Elle grandit entre sa famille et tout le petit monde de la rue neuve du quartier Saint Louis.
Les premiers mois furent difficiles pour tous, Laure pleurait la nuit empêchant ses parents et son frère de dormir, chacun y allait de conseils « il faut la laisser pleurer, elle s’épuisera et finira par s’endormir» disait Mme M..... une des voisines, Catherine suggérait qu’elle avait faim et qu’il fallait qu’elle tète souvent et Thérèse s'épuisait à lui donner le sein, la petite tétait goulûment et finissait par s’endormir dans les bras de sa maman, et cela durait depuis deux mois.
Le jour de son baptême dans l’église St louis, elle fût baptisée en même temps qu' un autre bébé fille du quartier, Colette née trois jours avant elle et lors de la cérémonie , les mamans déposèrent les bébés sur l’autel de la vierge et désespoir de Thérèse, Laure était bien trop menue à côté de l’autre enfant. De retour chez elle, maman fit venir le docteur, qui fit peser Laure avant et après la tétée et décréta que le lait de Thérèse n’était pas assez nourrissant, il suggéra de la nourrir au biberon et au lait de vache., et à partir de ce moment là, elle s’apaisa, cessa de pleurer et pris du poids régulièrement … au grand soulagement de toute la famille.
Son enfance se passa dans la même maison, dans la même rue, dans le même quartier Saint Louis de la même petite ville du Languedoc où elle était née.
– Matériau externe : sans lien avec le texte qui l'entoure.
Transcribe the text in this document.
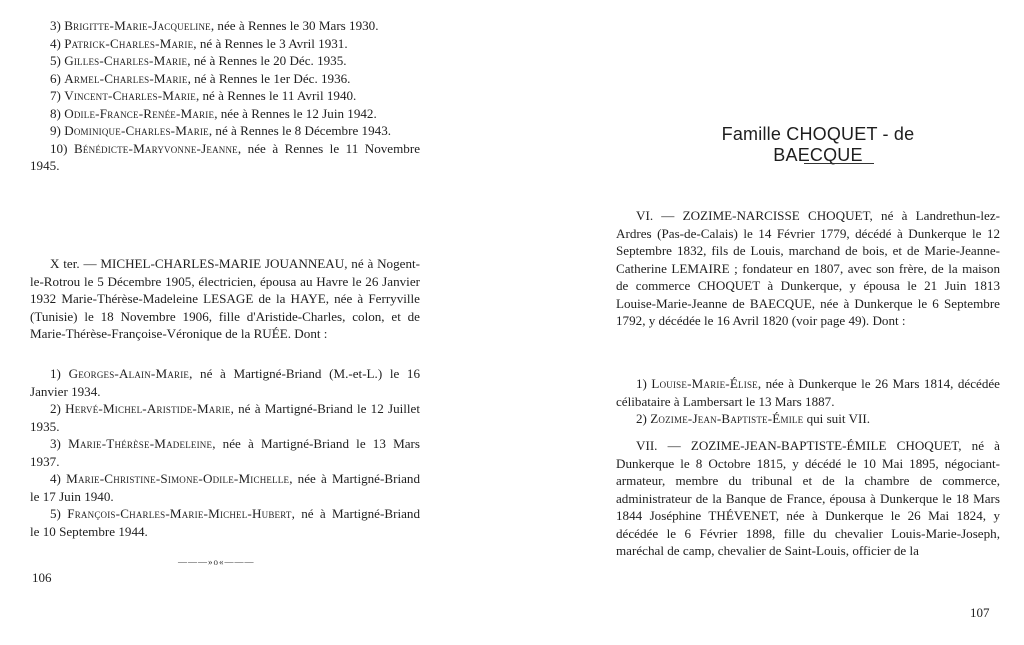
3) Brigitte-Marie-Jacqueline, née à Rennes le 30 Mars 1930.

4) Patrick-Charles-Marie, né à Rennes le 3 Avril 1931.

5) Gilles-Charles-Marie, né à Rennes le 20 Déc. 1935.

6) Armel-Charles-Marie, né à Rennes le 1er Déc. 1936.

7) Vincent-Charles-Marie, né à Rennes le 11 Avril 1940.

8) Odile-France-Renée-Marie, née à Rennes le 12 Juin 1942.

9) Dominique-Charles-Marie, né à Rennes le 8 Décembre 1943.

10) Bénédicte-Maryvonne-Jeanne, née à Rennes le 11 Novembre 1945.

X ter. — MICHEL-CHARLES-MARIE JOUANNEAU, né à Nogent-le-Rotrou le 5 Décembre 1905, électricien, épousa au Havre le 26 Janvier 1932 Marie-Thérèse-Madeleine LESAGE de la HAYE, née à Ferryville (Tunisie) le 18 Novembre 1906, fille d'Aristide-Charles, colon, et de Marie-Thérèse-Françoise-Véronique de la RUÉE. Dont :

1) Georges-Alain-Marie, né à Martigné-Briand (M.-et-L.) le 16 Janvier 1934.

2) Hervé-Michel-Aristide-Marie, né à Martigné-Briand le 12 Juillet 1935.

3) Marie-Thérèse-Madeleine, née à Martigné-Briand le 13 Mars 1937.

4) Marie-Christine-Simone-Odile-Michelle, née à Martigné-Briand le 17 Juin 1940.

5) François-Charles-Marie-Michel-Hubert, né à Martigné-Briand le 10 Septembre 1944.

———»o«———
106
Famille CHOQUET - de BAECQUE

VI. — ZOZIME-NARCISSE CHOQUET, né à Landrethun-lez-Ardres (Pas-de-Calais) le 14 Février 1779, décédé à Dunkerque le 12 Septembre 1832, fils de Louis, marchand de bois, et de Marie-Jeanne-Catherine LEMAIRE ; fondateur en 1807, avec son frère, de la maison de commerce CHOQUET à Dunkerque, y épousa le 21 Juin 1813 Louise-Marie-Jeanne de BAECQUE, née à Dunkerque le 6 Septembre 1792, y décédée le 16 Avril 1820 (voir page 49). Dont :

1) Louise-Marie-Élise, née à Dunkerque le 26 Mars 1814, décédée célibataire à Lambersart le 13 Mars 1887.

2) Zozime-Jean-Baptiste-Émile qui suit VII.

VII. — ZOZIME-JEAN-BAPTISTE-ÉMILE CHOQUET, né à Dunkerque le 8 Octobre 1815, y décédé le 10 Mai 1895, négociant-armateur, membre du tribunal et de la chambre de commerce, administrateur de la Banque de France, épousa à Dunkerque le 18 Mars 1844 Joséphine THÉVENET, née à Dunkerque le 26 Mai 1824, y décédée le 6 Février 1898, fille du chevalier Louis-Marie-Joseph, maréchal de camp, chevalier de Saint-Louis, officier de la

107
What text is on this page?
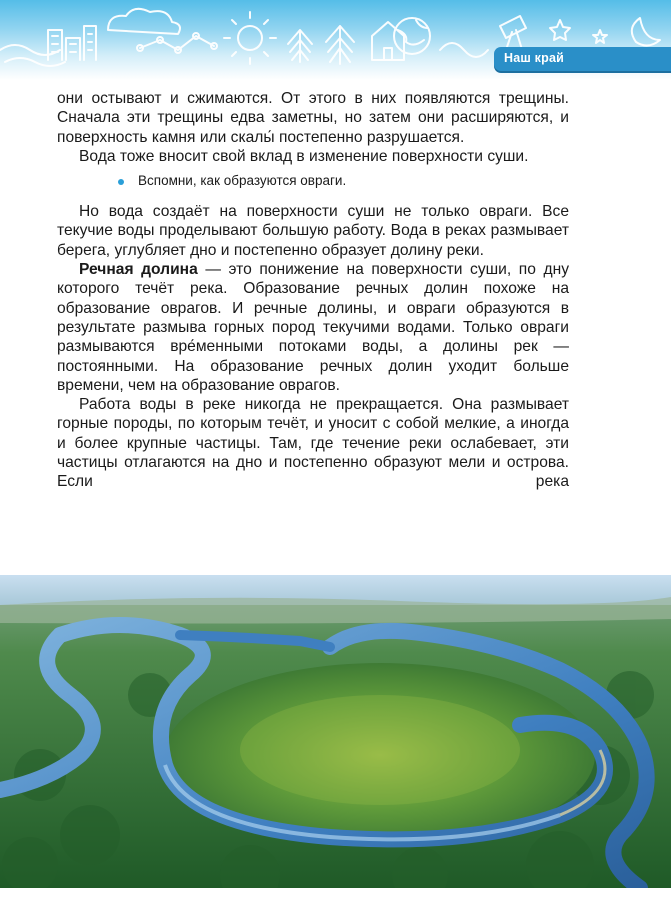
Наш край

они остывают и сжимаются. От этого в них появляются трещины. Сначала эти трещины едва заметны, но затем они расширяются, и поверхность камня или скалы́ постепенно разрушается.

Вода тоже вносит свой вклад в изменение поверхности суши.

Вспомни, как образуются овраги.

Но вода создаёт на поверхности суши не только овраги. Все текучие воды проделывают большую работу. Вода в реках размывает берега, углубляет дно и постепенно образует долину реки.

Речная долина — это понижение на поверхности суши, по дну которого течёт река. Образование речных долин похоже на образование оврагов. И речные долины, и овраги образуются в результате размыва горных пород текучими водами. Только овраги размываются вре́менными потоками воды, а долины рек — постоянными. На образование речных долин уходит больше времени, чем на образование оврагов.

Работа воды в реке никогда не прекращается. Она размывает горные породы, по которым течёт, и уносит с собой мелкие, а иногда и более крупные частицы. Там, где течение реки ослабевает, эти частицы отлагаются на дно и постепенно образуют мели и острова. Если река
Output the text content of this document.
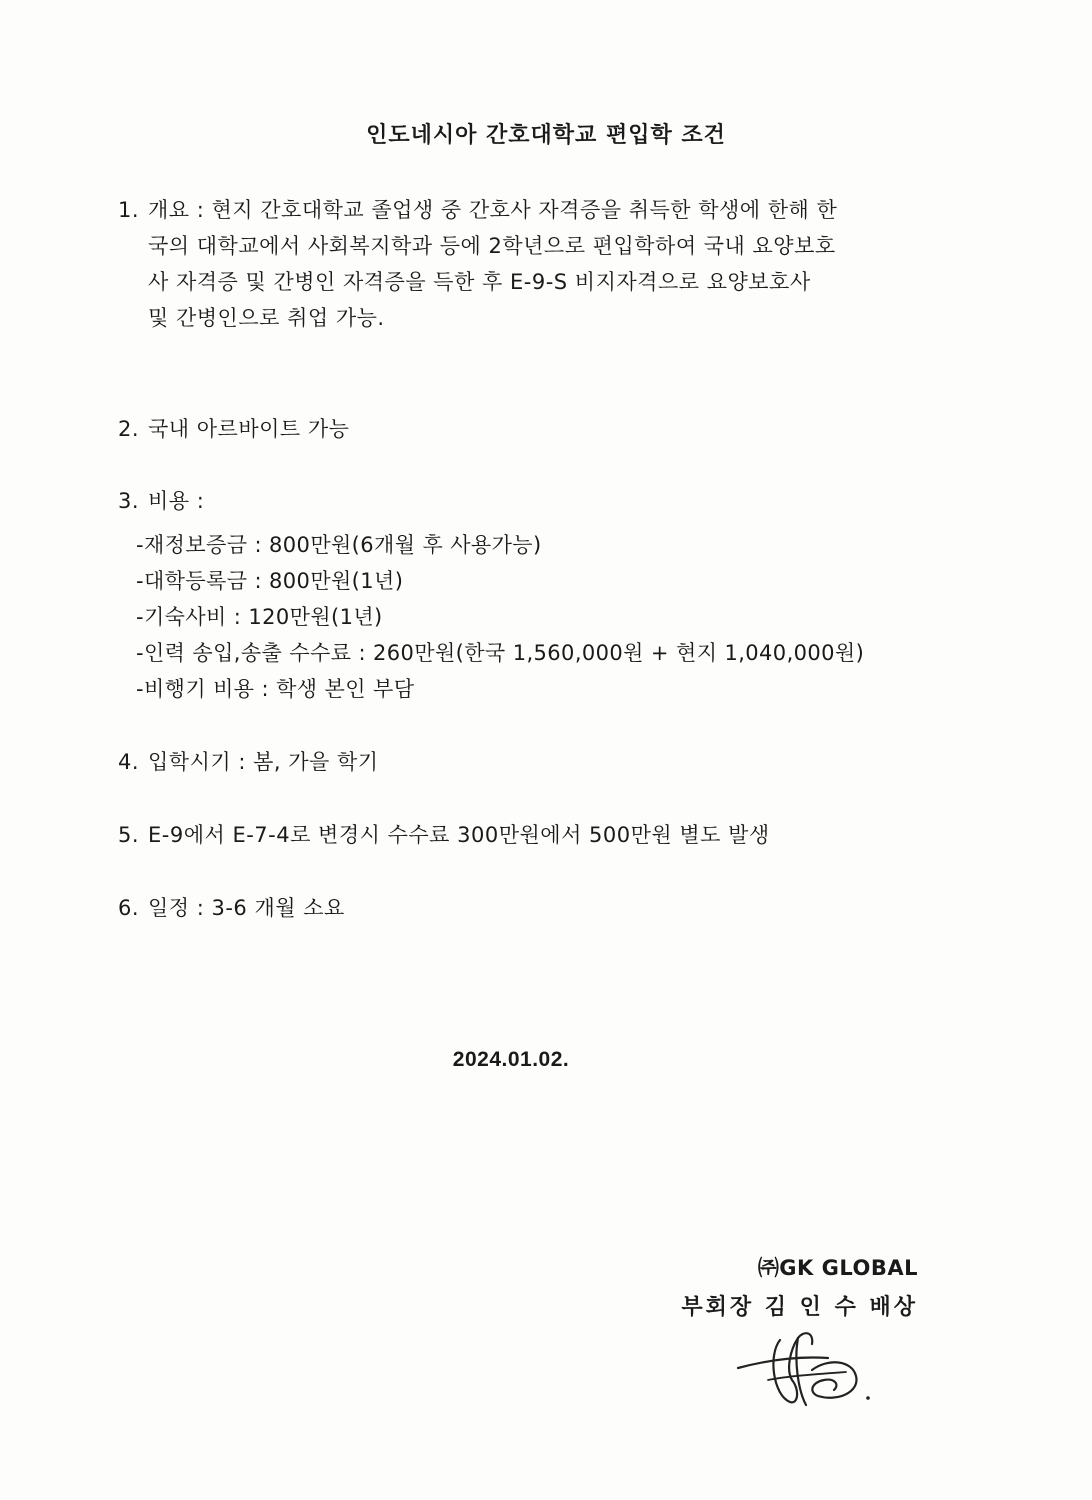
인도네시아 간호대학교 편입학 조건
1. 개요 : 현지 간호대학교 졸업생 중 간호사 자격증을 취득한 학생에 한해 한
국의 대학교에서 사회복지학과 등에 2학년으로 편입학하여 국내 요양보호
사 자격증 및 간병인 자격증을 득한 후 E-9-S 비지자격으로 요양보호사
및 간병인으로 취업 가능.
2. 국내 아르바이트 가능
3. 비용 :
-재정보증금 : 800만원(6개월 후 사용가능)
-대학등록금 : 800만원(1년)
-기숙사비 : 120만원(1년)
-인력 송입,송출 수수료 : 260만원(한국 1,560,000원 + 현지 1,040,000원)
-비행기 비용 : 학생 본인 부담
4. 입학시기 : 봄, 가을 학기
5. E-9에서 E-7-4로 변경시 수수료 300만원에서 500만원 별도 발생
6. 일정 : 3-6 개월 소요
2024.01.02.
㈜GK GLOBAL
부회장 김 인 수 배상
Paul travaillait à la SNCF dans les sous-stations des gares et était souvent en déplacement, il faisait vivre sa famille comme il pouvait, gros travailleur il passait son temps de repos à cultiver un jardin à quelques kilomètres de la maison, au bord de " Mare" ( une petite rivière affluent de l'Orb), et une petite vigne à Canet qu’il avait héritée de ses parents. Malgré cela la famille ne roulait pas sur l’or, mais il ne manquait de rien pour manger, Paul chasseur, pêcheur… un peu braconnier aussi, subvenait aux besoins courants. Pour arrondir les fins de mois, Thérèse fit des ménages chez des personnes du quartier quand Laure fût plus grande. André le grand fils cessa les études et voulut devenir boulanger, il alla en apprentissage chez un boulanger du quartier de la ville, de ce fait la petite fille fût souvent seule et elle affirma très tôt un caractère indépendant... ce qui tracassa un peu ses parents.
Laure adorait sa maison.
Locataires de l’appartement qu'ils occupaient au troisième étage de l’immeuble où ils habitaient, le petit appartement, oh! juste quatre pièces, dont deux les plus petites sans fenêtres qui servaient de chambres aux enfants.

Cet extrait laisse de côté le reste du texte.